From Motivation to Employability (Part 2) - A Sensitising Approach

From Motivation to Employability (Part 2) - A Sensitising Approach

If we ask which of the 7 items on our Employability Skills list is most important, many organisations would say that Role Related Technical Skills are key to realising the dual imperatives of Commercial and Employee Growth. I fully concur with this, it's vital that every employee knows how to do their job effectively, efficiently and safely. But consider the situation where we need to address a workforce, or an individual, not wholly motivated towards workplace learning opportunities, and you're faced with what is often the hardest sell. Why should an individual commit energy to developing a set of very specific skills if they think that these skills are exclusively for the benefit of their employer? This is where a bit of motivational psychology is needed; we need to sell the learning opportunity in a way that the personal benefits to the individual apparently outweigh the commercial benefits to the organisation.

In my opinion the best approach to this is to design a learning intervention that bundles the technical skills development with some of the other components of the Employability list I offered in my last post. This allows the creation of programming that has a strong sense of personal development for the participants - growing employability skills that each individual can utilise in their own career development. Emphasising this individual skills-building when introducing the initiative should make a positive impression on participants who might otherwise be sceptical, or even resistant, to content that is seen as simply benefitting the employer.
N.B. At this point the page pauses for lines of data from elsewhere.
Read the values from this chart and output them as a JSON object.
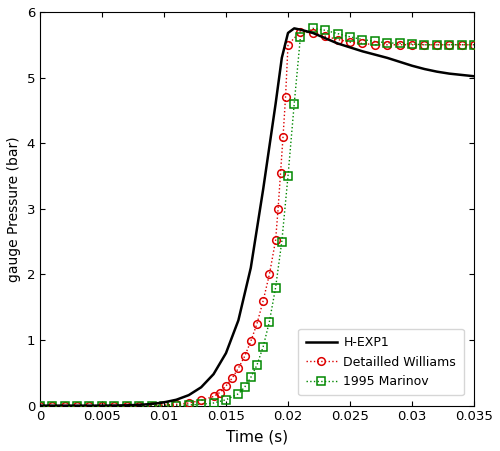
{
  "title": "",
  "xlabel": "Time (s)",
  "ylabel": "gauge Pressure (bar)",
  "xlim": [
    0,
    0.035
  ],
  "ylim": [
    0,
    6
  ],
  "xticks": [
    0,
    0.005,
    0.01,
    0.015,
    0.02,
    0.025,
    0.03,
    0.035
  ],
  "yticks": [
    0,
    1,
    2,
    3,
    4,
    5,
    6
  ],
  "hexp1_color": "#000000",
  "williams_color": "#dd0000",
  "marinov_color": "#008800",
  "hexp1_x": [
    0.0,
    0.0005,
    0.001,
    0.002,
    0.003,
    0.004,
    0.005,
    0.006,
    0.007,
    0.008,
    0.009,
    0.01,
    0.011,
    0.012,
    0.013,
    0.014,
    0.015,
    0.016,
    0.017,
    0.018,
    0.019,
    0.0195,
    0.02,
    0.0205,
    0.021,
    0.022,
    0.023,
    0.024,
    0.025,
    0.026,
    0.027,
    0.028,
    0.029,
    0.03,
    0.031,
    0.032,
    0.033,
    0.034,
    0.035
  ],
  "hexp1_y": [
    0.0,
    0.0,
    0.0,
    0.0,
    0.0,
    0.0,
    0.0,
    0.002,
    0.005,
    0.012,
    0.025,
    0.05,
    0.09,
    0.16,
    0.28,
    0.48,
    0.8,
    1.3,
    2.1,
    3.3,
    4.6,
    5.3,
    5.68,
    5.75,
    5.73,
    5.68,
    5.6,
    5.52,
    5.46,
    5.4,
    5.35,
    5.3,
    5.24,
    5.18,
    5.13,
    5.09,
    5.06,
    5.04,
    5.02
  ],
  "williams_x": [
    0.0,
    0.001,
    0.002,
    0.003,
    0.004,
    0.005,
    0.006,
    0.007,
    0.008,
    0.009,
    0.01,
    0.011,
    0.012,
    0.013,
    0.014,
    0.0145,
    0.015,
    0.0155,
    0.016,
    0.0165,
    0.017,
    0.0175,
    0.018,
    0.0185,
    0.019,
    0.0192,
    0.0194,
    0.0196,
    0.0198,
    0.02,
    0.021,
    0.022,
    0.023,
    0.024,
    0.025,
    0.026,
    0.027,
    0.028,
    0.029,
    0.03,
    0.031,
    0.032,
    0.033,
    0.034,
    0.035
  ],
  "williams_y": [
    0.0,
    0.0,
    0.0,
    0.0,
    0.0,
    0.0,
    0.0,
    0.0,
    0.0,
    0.0,
    0.01,
    0.02,
    0.04,
    0.08,
    0.14,
    0.2,
    0.3,
    0.42,
    0.57,
    0.75,
    0.98,
    1.25,
    1.6,
    2.0,
    2.52,
    3.0,
    3.55,
    4.1,
    4.7,
    5.5,
    5.7,
    5.68,
    5.63,
    5.58,
    5.54,
    5.52,
    5.5,
    5.5,
    5.5,
    5.5,
    5.5,
    5.5,
    5.5,
    5.5,
    5.5
  ],
  "williams_marker_x": [
    0.0,
    0.001,
    0.002,
    0.003,
    0.004,
    0.005,
    0.006,
    0.007,
    0.008,
    0.009,
    0.01,
    0.011,
    0.012,
    0.013,
    0.014,
    0.0145,
    0.015,
    0.0155,
    0.016,
    0.0165,
    0.017,
    0.0175,
    0.018,
    0.0185,
    0.019,
    0.0192,
    0.0194,
    0.0196,
    0.0198,
    0.02,
    0.021,
    0.022,
    0.023,
    0.024,
    0.025,
    0.026,
    0.027,
    0.028,
    0.029,
    0.03,
    0.031,
    0.032,
    0.033,
    0.034,
    0.035
  ],
  "williams_marker_y": [
    0.0,
    0.0,
    0.0,
    0.0,
    0.0,
    0.0,
    0.0,
    0.0,
    0.0,
    0.0,
    0.01,
    0.02,
    0.04,
    0.08,
    0.14,
    0.2,
    0.3,
    0.42,
    0.57,
    0.75,
    0.98,
    1.25,
    1.6,
    2.0,
    2.52,
    3.0,
    3.55,
    4.1,
    4.7,
    5.5,
    5.7,
    5.68,
    5.63,
    5.58,
    5.54,
    5.52,
    5.5,
    5.5,
    5.5,
    5.5,
    5.5,
    5.5,
    5.5,
    5.5,
    5.5
  ],
  "marinov_x": [
    0.0,
    0.001,
    0.002,
    0.003,
    0.004,
    0.005,
    0.006,
    0.007,
    0.008,
    0.009,
    0.01,
    0.011,
    0.012,
    0.013,
    0.014,
    0.015,
    0.016,
    0.0165,
    0.017,
    0.0175,
    0.018,
    0.0185,
    0.019,
    0.0195,
    0.02,
    0.0205,
    0.021,
    0.022,
    0.023,
    0.024,
    0.025,
    0.026,
    0.027,
    0.028,
    0.029,
    0.03,
    0.031,
    0.032,
    0.033,
    0.034,
    0.035
  ],
  "marinov_y": [
    0.0,
    0.0,
    0.0,
    0.0,
    0.0,
    0.0,
    0.0,
    0.0,
    0.0,
    0.0,
    0.0,
    0.0,
    0.01,
    0.02,
    0.04,
    0.09,
    0.18,
    0.28,
    0.43,
    0.62,
    0.9,
    1.28,
    1.8,
    2.5,
    3.5,
    4.6,
    5.62,
    5.75,
    5.72,
    5.67,
    5.62,
    5.58,
    5.55,
    5.53,
    5.52,
    5.51,
    5.5,
    5.5,
    5.5,
    5.5,
    5.5
  ],
  "marinov_marker_x": [
    0.0,
    0.001,
    0.002,
    0.003,
    0.004,
    0.005,
    0.006,
    0.007,
    0.008,
    0.009,
    0.01,
    0.011,
    0.012,
    0.013,
    0.014,
    0.015,
    0.016,
    0.0165,
    0.017,
    0.0175,
    0.018,
    0.0185,
    0.019,
    0.0195,
    0.02,
    0.0205,
    0.021,
    0.022,
    0.023,
    0.024,
    0.025,
    0.026,
    0.027,
    0.028,
    0.029,
    0.03,
    0.031,
    0.032,
    0.033,
    0.034,
    0.035
  ],
  "marinov_marker_y": [
    0.0,
    0.0,
    0.0,
    0.0,
    0.0,
    0.0,
    0.0,
    0.0,
    0.0,
    0.0,
    0.0,
    0.0,
    0.01,
    0.02,
    0.04,
    0.09,
    0.18,
    0.28,
    0.43,
    0.62,
    0.9,
    1.28,
    1.8,
    2.5,
    3.5,
    4.6,
    5.62,
    5.75,
    5.72,
    5.67,
    5.62,
    5.58,
    5.55,
    5.53,
    5.52,
    5.51,
    5.5,
    5.5,
    5.5,
    5.5,
    5.5
  ]
}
An example of how this might be done is to include an experiential activity that builds one of the Employability skills e.g. Problem Solving or Team Working without prefacing the activity with any mention of the workplace setting that these skills might be deployed. Then in the debrief of the activity we might introduce a question sequence such as "Where in your daily job might this skill be useful?", then "What would you have to change that would allow you utilise the skill?", then "What else might you need to know that would allow you to utilise this skill?".

At this point (and maybe with a bit of prompting) the answers should give you a green light to introduce the content that covers the Role Related Technical Skills. Importantly you're now delivering this content to a receptive audience who have identified for themselves the need for this learning. Within RSVP Design we refer to this as a 'sensitised' audience - the experiential content has made them aware of the benefits of the taught content that comes next.